My grandparents emigrated from what is now Slovakia at the time of the Bolshevik revolution. They wanted to move to a country where individual freedom was practiced.

A house, an acre of land, a large garden and a Plymouth in Masury, Ohio, were supported by my grandfather, working in the steel mills next door in Sharon, Pennsylvania. Not much English was spoken in the household, but it afforded my father a college education, a 35-year career in engineering with General Electric and five kids. This was despite the fact that he occasionally had to fight his way home from school with others who called him a “Hunky.”

“Un-American” was not a term my father took lightly. I don’t know what he would think of immigrants now, though I guarantee he would think twice before denigrating them – unlike so many citizens in this country who have completely lost their sense of history.

Immigrants – not computers – built this country. Interaction that could ameliorate the differences between people has been replaced by mindless, self-centered tweets. What is going on at immigrant detention centers in Texas and elsewhere is the result of the Trump administration’s efforts to keep freedom from spreading.
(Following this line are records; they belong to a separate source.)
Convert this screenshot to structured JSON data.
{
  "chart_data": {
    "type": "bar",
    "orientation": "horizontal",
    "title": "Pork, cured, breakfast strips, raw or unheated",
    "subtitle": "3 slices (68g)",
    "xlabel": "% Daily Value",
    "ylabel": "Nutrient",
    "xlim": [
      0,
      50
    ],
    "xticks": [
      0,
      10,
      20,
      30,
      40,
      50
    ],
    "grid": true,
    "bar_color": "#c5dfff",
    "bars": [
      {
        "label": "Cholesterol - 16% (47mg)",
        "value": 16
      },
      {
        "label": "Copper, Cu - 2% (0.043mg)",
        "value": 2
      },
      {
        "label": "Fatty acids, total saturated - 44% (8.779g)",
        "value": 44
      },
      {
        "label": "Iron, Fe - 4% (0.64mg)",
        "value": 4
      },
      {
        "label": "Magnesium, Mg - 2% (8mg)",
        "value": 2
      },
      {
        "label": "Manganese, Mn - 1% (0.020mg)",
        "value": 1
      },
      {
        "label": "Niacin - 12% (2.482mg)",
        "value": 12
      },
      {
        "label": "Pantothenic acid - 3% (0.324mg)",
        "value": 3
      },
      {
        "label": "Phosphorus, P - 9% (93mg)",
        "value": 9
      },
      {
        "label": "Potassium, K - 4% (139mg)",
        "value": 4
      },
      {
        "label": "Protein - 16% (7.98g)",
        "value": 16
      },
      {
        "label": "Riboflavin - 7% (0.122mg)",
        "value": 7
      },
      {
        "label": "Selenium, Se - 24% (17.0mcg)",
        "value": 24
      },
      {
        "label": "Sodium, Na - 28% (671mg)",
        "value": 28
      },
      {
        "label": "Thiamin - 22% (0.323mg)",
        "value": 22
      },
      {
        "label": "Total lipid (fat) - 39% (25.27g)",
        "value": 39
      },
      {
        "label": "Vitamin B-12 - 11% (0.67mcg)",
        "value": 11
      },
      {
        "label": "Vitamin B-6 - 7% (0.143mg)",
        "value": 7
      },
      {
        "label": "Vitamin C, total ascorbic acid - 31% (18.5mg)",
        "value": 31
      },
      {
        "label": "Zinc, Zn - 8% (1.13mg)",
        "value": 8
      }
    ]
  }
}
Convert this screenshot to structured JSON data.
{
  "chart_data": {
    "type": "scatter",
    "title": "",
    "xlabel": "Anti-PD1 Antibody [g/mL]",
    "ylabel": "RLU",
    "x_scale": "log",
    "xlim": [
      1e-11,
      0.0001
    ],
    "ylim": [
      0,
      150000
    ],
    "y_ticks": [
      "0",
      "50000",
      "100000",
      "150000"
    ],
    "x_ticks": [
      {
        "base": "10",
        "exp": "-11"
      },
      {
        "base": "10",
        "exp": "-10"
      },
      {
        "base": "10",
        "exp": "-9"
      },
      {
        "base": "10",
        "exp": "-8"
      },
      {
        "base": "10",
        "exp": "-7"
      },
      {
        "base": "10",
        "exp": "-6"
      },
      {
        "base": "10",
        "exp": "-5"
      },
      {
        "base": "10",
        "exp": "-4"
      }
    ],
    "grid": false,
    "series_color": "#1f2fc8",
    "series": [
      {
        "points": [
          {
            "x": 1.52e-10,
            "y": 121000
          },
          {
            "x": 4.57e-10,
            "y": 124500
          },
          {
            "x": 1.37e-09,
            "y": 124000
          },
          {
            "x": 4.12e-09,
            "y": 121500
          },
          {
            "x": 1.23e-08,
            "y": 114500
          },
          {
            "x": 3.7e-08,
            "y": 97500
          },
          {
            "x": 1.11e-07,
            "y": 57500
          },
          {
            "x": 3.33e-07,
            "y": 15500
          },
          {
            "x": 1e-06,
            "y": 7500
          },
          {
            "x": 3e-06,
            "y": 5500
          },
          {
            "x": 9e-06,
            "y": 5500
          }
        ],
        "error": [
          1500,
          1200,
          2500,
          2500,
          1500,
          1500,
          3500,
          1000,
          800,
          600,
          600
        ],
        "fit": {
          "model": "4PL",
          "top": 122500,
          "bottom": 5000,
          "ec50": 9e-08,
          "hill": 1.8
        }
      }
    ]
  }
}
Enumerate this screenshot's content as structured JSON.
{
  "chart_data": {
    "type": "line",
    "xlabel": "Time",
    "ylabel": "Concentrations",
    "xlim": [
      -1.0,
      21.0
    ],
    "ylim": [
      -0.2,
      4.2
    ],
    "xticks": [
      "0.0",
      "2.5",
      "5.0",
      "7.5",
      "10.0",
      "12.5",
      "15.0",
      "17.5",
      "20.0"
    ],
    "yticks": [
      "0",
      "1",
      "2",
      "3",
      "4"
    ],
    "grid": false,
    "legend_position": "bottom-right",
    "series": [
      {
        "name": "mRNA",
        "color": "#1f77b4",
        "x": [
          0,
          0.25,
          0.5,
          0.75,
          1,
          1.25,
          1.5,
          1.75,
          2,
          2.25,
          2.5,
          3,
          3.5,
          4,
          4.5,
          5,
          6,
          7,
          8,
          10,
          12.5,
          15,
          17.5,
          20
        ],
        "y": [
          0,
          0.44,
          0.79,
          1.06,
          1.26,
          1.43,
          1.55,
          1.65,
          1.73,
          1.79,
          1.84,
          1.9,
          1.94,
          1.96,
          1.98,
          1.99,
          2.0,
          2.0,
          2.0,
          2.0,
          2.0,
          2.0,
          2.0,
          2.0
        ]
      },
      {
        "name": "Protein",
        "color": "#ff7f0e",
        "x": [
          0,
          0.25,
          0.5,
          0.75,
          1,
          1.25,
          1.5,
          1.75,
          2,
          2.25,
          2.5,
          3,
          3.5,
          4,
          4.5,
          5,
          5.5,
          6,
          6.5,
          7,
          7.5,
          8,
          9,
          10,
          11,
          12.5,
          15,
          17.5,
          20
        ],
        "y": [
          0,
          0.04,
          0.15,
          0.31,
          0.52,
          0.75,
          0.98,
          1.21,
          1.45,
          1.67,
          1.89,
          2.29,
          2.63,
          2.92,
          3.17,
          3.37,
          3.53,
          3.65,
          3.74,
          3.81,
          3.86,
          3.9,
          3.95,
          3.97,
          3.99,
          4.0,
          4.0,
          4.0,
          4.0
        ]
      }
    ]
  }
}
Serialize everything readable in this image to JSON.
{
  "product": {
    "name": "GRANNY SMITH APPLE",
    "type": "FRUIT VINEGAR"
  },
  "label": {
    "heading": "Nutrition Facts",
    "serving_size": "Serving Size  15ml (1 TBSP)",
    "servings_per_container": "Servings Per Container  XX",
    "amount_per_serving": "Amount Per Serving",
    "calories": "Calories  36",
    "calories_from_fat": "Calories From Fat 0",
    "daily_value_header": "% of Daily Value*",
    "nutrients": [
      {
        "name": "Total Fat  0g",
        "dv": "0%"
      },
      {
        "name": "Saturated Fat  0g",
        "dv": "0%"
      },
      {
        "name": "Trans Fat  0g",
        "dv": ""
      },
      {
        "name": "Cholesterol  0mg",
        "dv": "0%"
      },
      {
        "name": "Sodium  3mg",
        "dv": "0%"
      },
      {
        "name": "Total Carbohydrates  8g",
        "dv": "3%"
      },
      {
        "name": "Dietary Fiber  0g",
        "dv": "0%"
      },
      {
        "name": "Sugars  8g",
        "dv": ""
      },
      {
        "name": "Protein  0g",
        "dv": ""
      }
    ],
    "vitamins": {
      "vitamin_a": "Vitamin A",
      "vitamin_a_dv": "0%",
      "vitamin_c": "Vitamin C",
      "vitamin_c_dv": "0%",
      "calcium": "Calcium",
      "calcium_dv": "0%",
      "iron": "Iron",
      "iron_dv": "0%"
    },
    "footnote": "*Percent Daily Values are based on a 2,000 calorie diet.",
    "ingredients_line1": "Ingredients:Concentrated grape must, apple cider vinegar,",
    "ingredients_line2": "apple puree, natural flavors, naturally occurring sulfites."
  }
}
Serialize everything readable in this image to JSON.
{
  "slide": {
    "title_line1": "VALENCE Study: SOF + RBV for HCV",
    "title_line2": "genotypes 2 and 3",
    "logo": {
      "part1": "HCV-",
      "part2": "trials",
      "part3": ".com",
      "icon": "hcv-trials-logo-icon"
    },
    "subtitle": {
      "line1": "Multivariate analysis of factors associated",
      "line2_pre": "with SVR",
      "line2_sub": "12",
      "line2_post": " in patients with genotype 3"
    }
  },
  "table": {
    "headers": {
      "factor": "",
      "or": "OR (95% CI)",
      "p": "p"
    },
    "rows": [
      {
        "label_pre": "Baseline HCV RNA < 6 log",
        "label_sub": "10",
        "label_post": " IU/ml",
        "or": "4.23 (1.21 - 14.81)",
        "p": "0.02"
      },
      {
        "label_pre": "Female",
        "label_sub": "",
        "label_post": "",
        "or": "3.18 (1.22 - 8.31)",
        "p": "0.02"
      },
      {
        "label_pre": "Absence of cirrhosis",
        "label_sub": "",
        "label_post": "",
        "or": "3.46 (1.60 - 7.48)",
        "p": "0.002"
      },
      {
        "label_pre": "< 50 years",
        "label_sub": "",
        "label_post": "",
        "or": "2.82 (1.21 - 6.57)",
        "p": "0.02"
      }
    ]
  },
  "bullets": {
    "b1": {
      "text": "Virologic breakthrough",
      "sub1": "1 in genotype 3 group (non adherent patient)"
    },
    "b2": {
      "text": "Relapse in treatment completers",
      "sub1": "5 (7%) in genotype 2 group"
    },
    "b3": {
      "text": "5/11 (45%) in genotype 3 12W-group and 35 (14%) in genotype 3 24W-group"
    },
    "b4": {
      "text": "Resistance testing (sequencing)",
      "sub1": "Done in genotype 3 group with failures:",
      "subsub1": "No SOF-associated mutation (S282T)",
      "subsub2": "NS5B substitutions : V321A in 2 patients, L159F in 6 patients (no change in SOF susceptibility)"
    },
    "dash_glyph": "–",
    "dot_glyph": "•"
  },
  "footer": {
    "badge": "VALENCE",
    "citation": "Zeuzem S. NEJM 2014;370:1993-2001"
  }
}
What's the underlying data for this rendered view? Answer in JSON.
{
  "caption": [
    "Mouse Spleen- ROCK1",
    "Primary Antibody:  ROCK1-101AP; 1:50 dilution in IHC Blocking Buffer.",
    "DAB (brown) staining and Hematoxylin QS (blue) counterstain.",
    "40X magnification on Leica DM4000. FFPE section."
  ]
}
This is the same country that found a place for the president’s German and Scottish forebears. Unfortunately, if you’re from south of the border, you get the Third World treatment. Witness the new acting head of Customs and Border Protection (and former acting head of Immigration and Customs Enforcement), who stated to Fox News in January that he had looked into the eyes of detained migrant teenagers and knew they would become gang members. To him, I say: Hate begets hate.